Personal information
- Born: July 25, 1944 Deport, Texas, U.S.
- Died: February 2, 2016 (aged 71) Natchitoches, Louisiana, U.S.
- Listed height: 6 ft 3 in (1.91 m)
- Listed weight: 272 lb (123 kg)

Career information
- High school: Natchitoches Central
- College: Northwestern State
- NFL draft: 1967: undrafted

Career history
- Baltimore Colts (1967)*; New Orleans Saints (1968–1969); Edmonton Eskimos (1971);
- * Offseason or practice squad member only

Career NFL statistics
- Games played: 2
- Games started: 0
- Stats at Pro Football Reference

= Ross Gwinn =

American football player (1944–2016)

Charles Ross Gwinn (July 25, 1944 – February 2, 2016) is an American former professional football player who was a guard for the New Orleans Saints of National Football League (NFL).
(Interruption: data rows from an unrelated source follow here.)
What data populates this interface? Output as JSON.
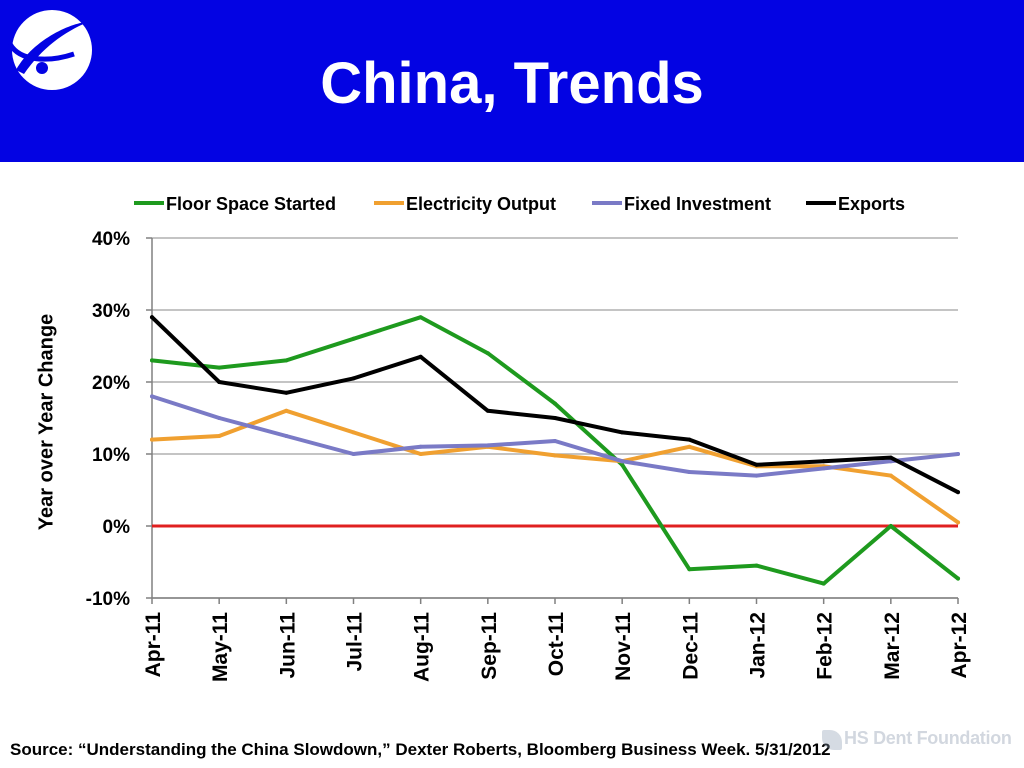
{
  "header": {
    "title": "China, Trends",
    "background_color": "#0303e3",
    "logo_icon": "globe-swoosh-icon"
  },
  "chart_data": {
    "type": "line",
    "title": "",
    "xlabel": "",
    "ylabel": "Year over Year Change",
    "categories": [
      "Apr-11",
      "May-11",
      "Jun-11",
      "Jul-11",
      "Aug-11",
      "Sep-11",
      "Oct-11",
      "Nov-11",
      "Dec-11",
      "Jan-12",
      "Feb-12",
      "Mar-12",
      "Apr-12"
    ],
    "ylim": [
      -10,
      40
    ],
    "yticks": [
      -10,
      0,
      10,
      20,
      30,
      40
    ],
    "ytick_labels": [
      "-10%",
      "0%",
      "10%",
      "20%",
      "30%",
      "40%"
    ],
    "grid": true,
    "legend_position": "top",
    "series": [
      {
        "name": "Floor Space Started",
        "color": "#1e9a1e",
        "values": [
          23,
          22,
          23,
          26,
          29,
          24,
          17,
          8.5,
          -6,
          -5.5,
          -8,
          0,
          -7.3
        ]
      },
      {
        "name": "Electricity Output",
        "color": "#f0a030",
        "values": [
          12,
          12.5,
          16,
          13,
          10,
          11,
          9.8,
          9,
          11,
          8.3,
          8.3,
          7,
          0.5
        ]
      },
      {
        "name": "Fixed Investment",
        "color": "#7a7ac6",
        "values": [
          18,
          15,
          12.5,
          10,
          11,
          11.2,
          11.8,
          9,
          7.5,
          7,
          8,
          9,
          10
        ]
      },
      {
        "name": "Exports",
        "color": "#000000",
        "values": [
          29,
          20,
          18.5,
          20.5,
          23.5,
          16,
          15,
          13,
          12,
          8.5,
          9,
          9.5,
          4.7
        ]
      }
    ],
    "reference_line": {
      "value": 0,
      "color": "#e02020"
    }
  },
  "footer": {
    "source": "Source: “Understanding the China Slowdown,” Dexter Roberts, Bloomberg Business Week. 5/31/2012",
    "watermark": "HS Dent Foundation",
    "watermark_icon": "hs-dent-logo-icon"
  }
}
He played college football for the Northwestern State University.

He was originally signed by the Baltimore Colts in 1967 after going undrafted and was assigned to the Colts' taxi squad. After spending the entire 1967 season on the Colts' taxi squad, he was released by the Colts in 1968 and signed with the Saints. He spent much of the 1968 season on the Saints' taxi squad but did play in two games for the Saints. He was cut by the Saints prior to the 1969 season.

In 1971 he signed to play with the Edmonton Eskimos of the Canadian Football League and served as their starting right guard that season.